Portal hypertension is inferred in a patient with chronic liver disease by the presence of collateral circulation, splenomegaly, ascites, or portal-systemic encephalopathy. Proof requires direct portal pressure measurement by a transjugular catheter, which is invasive and usually not performed. Imaging may help when cirrhosis is suspected. Ultrasound or CT often reveals dilated intra-abdominal collaterals, and Doppler ultrasound can determine portal vein patency and flow.
Esophagogastric varices and portal hypertensive gastropathy are best diagnosed by endoscopy, which may also identify predictors of esophagogastric variceal bleeding (eg, red markings on a varix).
Prognosis
and Treatment
Mortality during acute variceal hemorrhage may exceed 50%. Prognosis is predicted by the degree of hepatic reserve and the degree of bleeding. For survivors, the bleeding risk within the next 1 to 2 yr is 50 to 75%. Ongoing endoscopic or drug therapy lowers the bleeding risk but decreases long-term mortality only marginally. Treatment of acute bleeding is discussed in GI Bleeding: Treatment.
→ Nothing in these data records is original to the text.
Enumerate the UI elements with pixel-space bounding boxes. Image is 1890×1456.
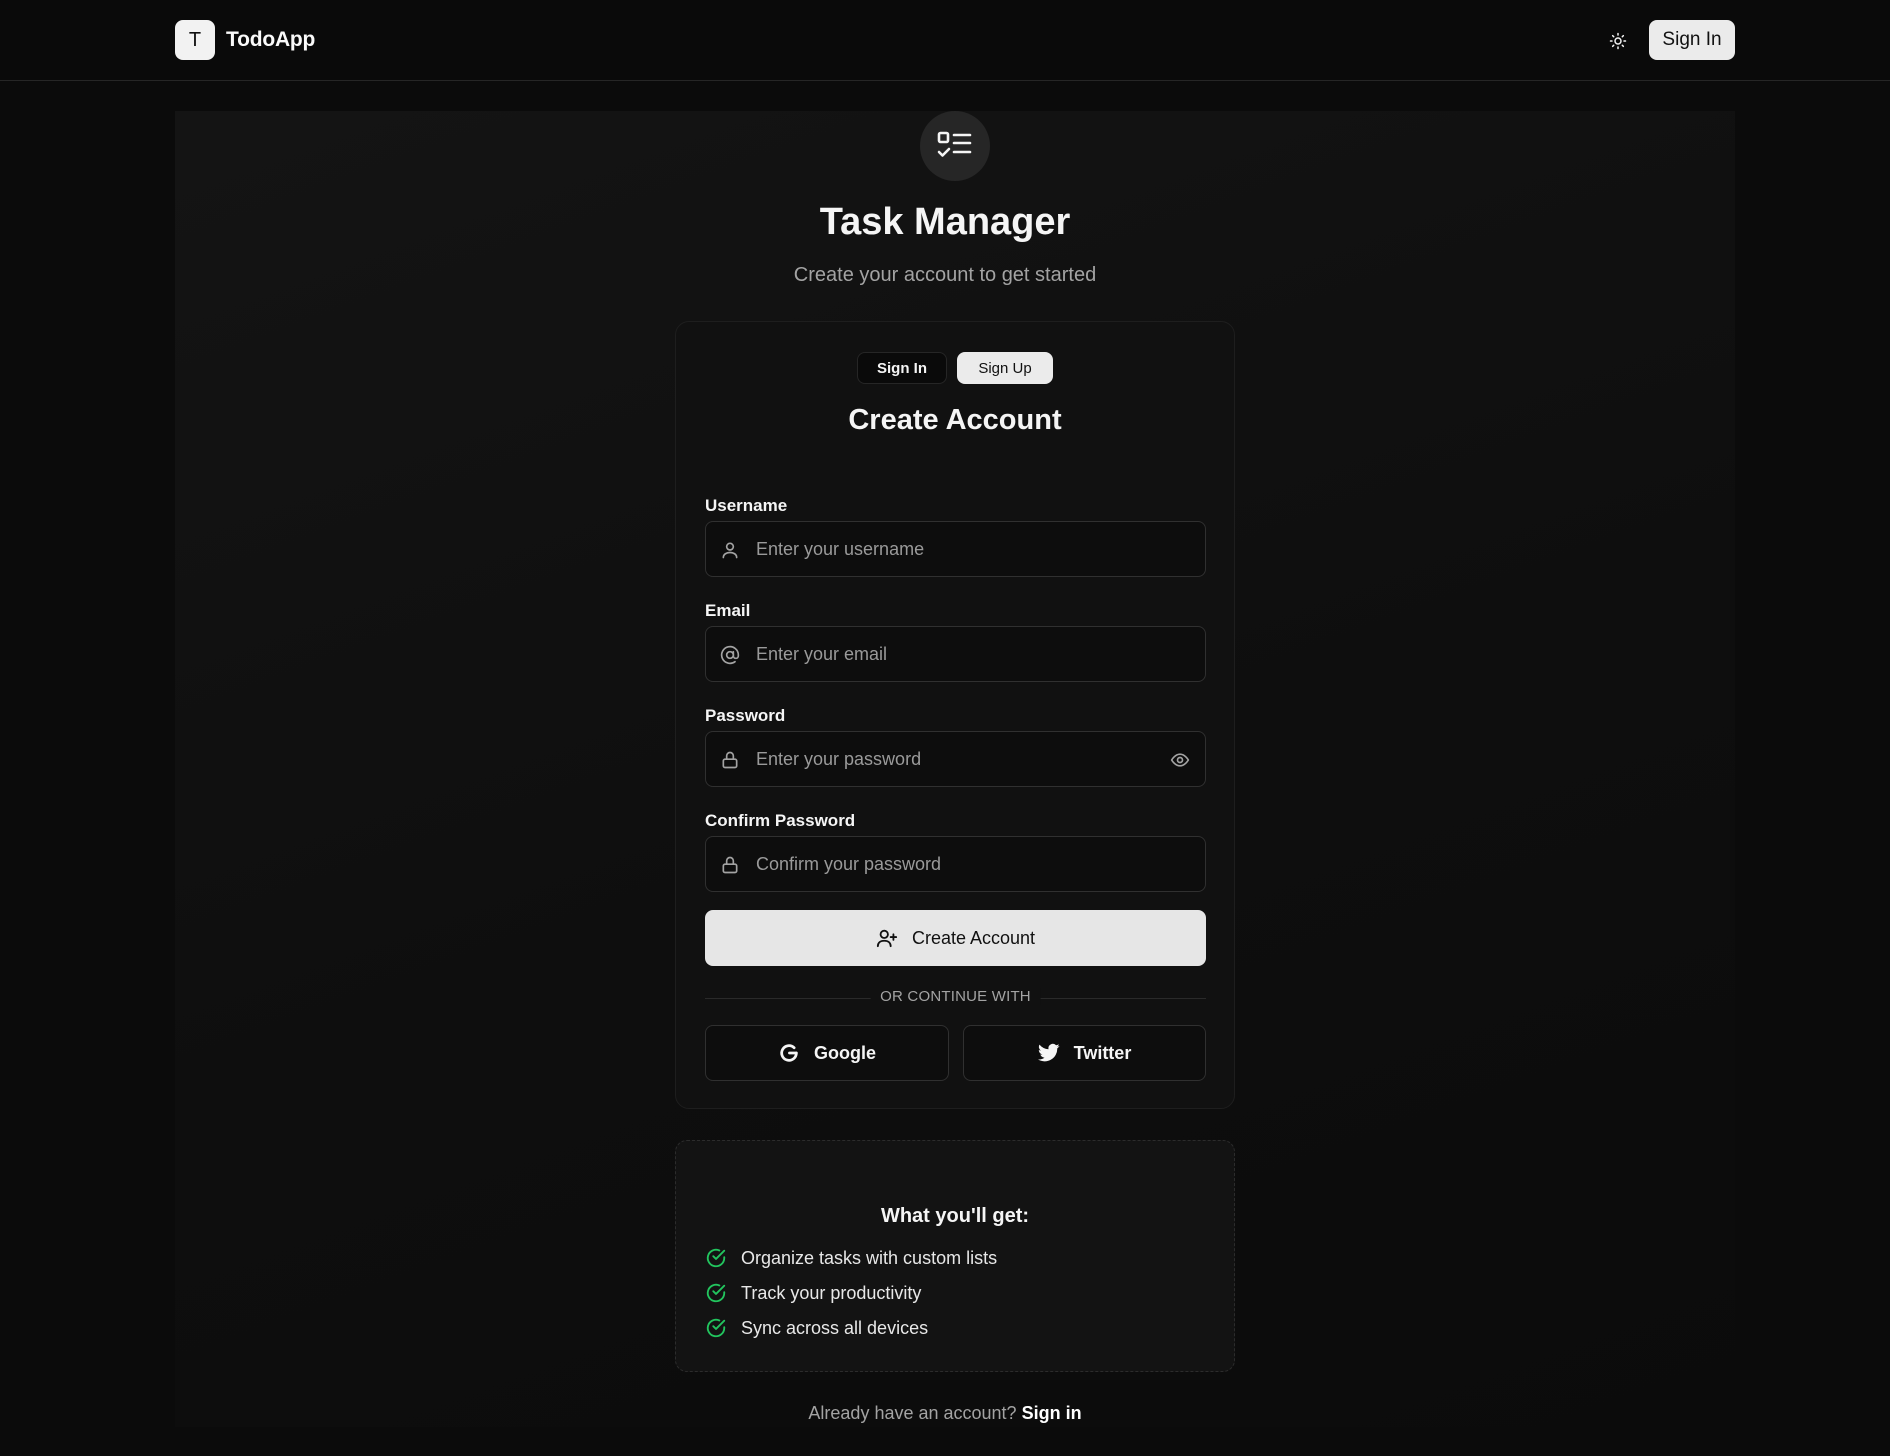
password-label: Password [705, 706, 786, 725]
create-account-button[interactable]: Create Account [705, 910, 1206, 966]
page-title: Task Manager [819, 201, 1071, 243]
twitter-signin-button[interactable]: Twitter [963, 1025, 1206, 1081]
username-input-wrapper [705, 521, 1206, 577]
footer-prompt-text: Already have an account? [808, 1403, 1017, 1423]
footer-signin-prompt: Already have an account? Sign in [0, 1403, 1890, 1424]
benefit-text: Track your productivity [741, 1282, 922, 1303]
create-account-label: Create Account [911, 927, 1036, 948]
hero-icon-badge [920, 111, 990, 181]
twitter-label: Twitter [1073, 1042, 1132, 1063]
email-label: Email [705, 601, 751, 620]
lock-icon [722, 751, 738, 769]
username-field-group: Username [705, 496, 1206, 577]
google-icon [780, 1044, 798, 1062]
brand[interactable]: T TodoApp [175, 20, 315, 60]
email-input[interactable] [756, 627, 1156, 681]
theme-toggle-button[interactable] [1600, 26, 1636, 56]
top-navbar: T TodoApp Sign In [0, 0, 1890, 81]
brand-name: TodoApp [226, 28, 316, 51]
check-circle-icon [706, 1318, 726, 1338]
confirm-password-input-wrapper [705, 836, 1206, 892]
benefits-card: What you'll get: Organize tasks with cus… [675, 1140, 1235, 1372]
password-input[interactable] [756, 732, 1156, 786]
benefit-item: Organize tasks with custom lists [705, 1247, 997, 1269]
google-label: Google [814, 1042, 876, 1063]
eye-icon[interactable] [1169, 750, 1191, 770]
divider-text: OR CONTINUE WITH [870, 988, 1041, 1005]
footer-signin-link[interactable]: Sign in [1022, 1403, 1082, 1423]
check-circle-icon [706, 1248, 726, 1268]
tab-sign-in[interactable]: Sign In [857, 352, 947, 384]
or-divider: OR CONTINUE WITH [705, 988, 1206, 1008]
confirm-password-input[interactable] [756, 837, 1156, 891]
tab-sign-up[interactable]: Sign Up [957, 352, 1053, 384]
benefit-item: Track your productivity [705, 1282, 921, 1304]
user-plus-icon [876, 929, 898, 948]
nav-signin-button[interactable]: Sign In [1649, 20, 1735, 60]
username-input[interactable] [756, 522, 1156, 576]
password-field-group: Password [705, 706, 1206, 787]
benefit-item: Sync across all devices [705, 1317, 928, 1339]
google-signin-button[interactable]: Google [705, 1025, 949, 1081]
confirm-password-label: Confirm Password [705, 811, 856, 830]
check-circle-icon [706, 1283, 726, 1303]
benefit-text: Sync across all devices [741, 1317, 929, 1338]
username-label: Username [705, 496, 788, 515]
confirm-password-field-group: Confirm Password [705, 811, 1206, 892]
lock-icon [722, 856, 738, 874]
email-field-group: Email [705, 601, 1206, 682]
checklist-icon [937, 131, 972, 157]
twitter-icon [1037, 1043, 1060, 1062]
password-input-wrapper [705, 731, 1206, 787]
user-icon [722, 542, 738, 559]
benefits-title: What you'll get: [880, 1205, 1030, 1227]
brand-logo: T [175, 20, 215, 60]
sun-icon [1609, 32, 1627, 50]
benefit-text: Organize tasks with custom lists [741, 1247, 998, 1268]
page-subtitle: Create your account to get started [793, 264, 1097, 286]
signup-card: Sign In Sign Up Create Account Username … [675, 321, 1235, 1109]
card-title: Create Account [848, 404, 1062, 436]
email-input-wrapper [705, 626, 1206, 682]
at-sign-icon [720, 645, 740, 665]
auth-tabs: Sign In Sign Up [676, 352, 1234, 384]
When possible, the underlying disorder is treated. Long-term treatment of esophagogastric varices that have bled is a series of endoscopic banding or sclerotherapy sessions to obliterate residual varices, then surveillance endoscopy every few months for recurrent varices. Banding is generally preferable to sclerotherapy because of lower risks.
Long-term drug therapy for varices that have bled involves β‑blockers; these drugs lower portal pressure primarily by diminishing portal flow, although the effects vary. Propranolol (40 to 80 mg po bid) or nadolol (40 to 160 mg po once/day) is preferred, with dosage titrated to decrease heart rate by about 25%. Adding isosorbide mononitrate 10 to 20 mg po bid may further reduce portal pressure. Combined long-term endoscopic and drug therapy may be slightly more effective than either alone. Patients who do not adequately respond to either treatment should be considered for transjugular intrahepatic portal-systemic shunting (TIPS) or a surgical portocaval shunt. TIPS creates a stent between the portal and hepatic venous circulation within the liver See also the American Association for the Study of Liver Disease's practice guideline The
Role of Transjugular Intrahepatic Portosystemic Shunt in the Management
of Portal Hypertension. Although TIPS may result in fewer immediate deaths than surgical shunting, particularly during acute bleeding, it often needs to be repeated because the stent becomes stenosed or occluded with time. Long-term benefits are unknown. Liver transplantation may help some patients.
For patients with varices that have not yet bled, β‑blockers lower the risk of bleeding.
For bleeding from portal hypertensive gastropathy, drugs can be used to decrease portal pressure. A shunt should be considered if drugs fail, but results may be less successful than for esophageal variceal bleeding.
Because it rarely causes clinical problems, hypersplenism requires no specific treatment, and splenectomy should be avoided.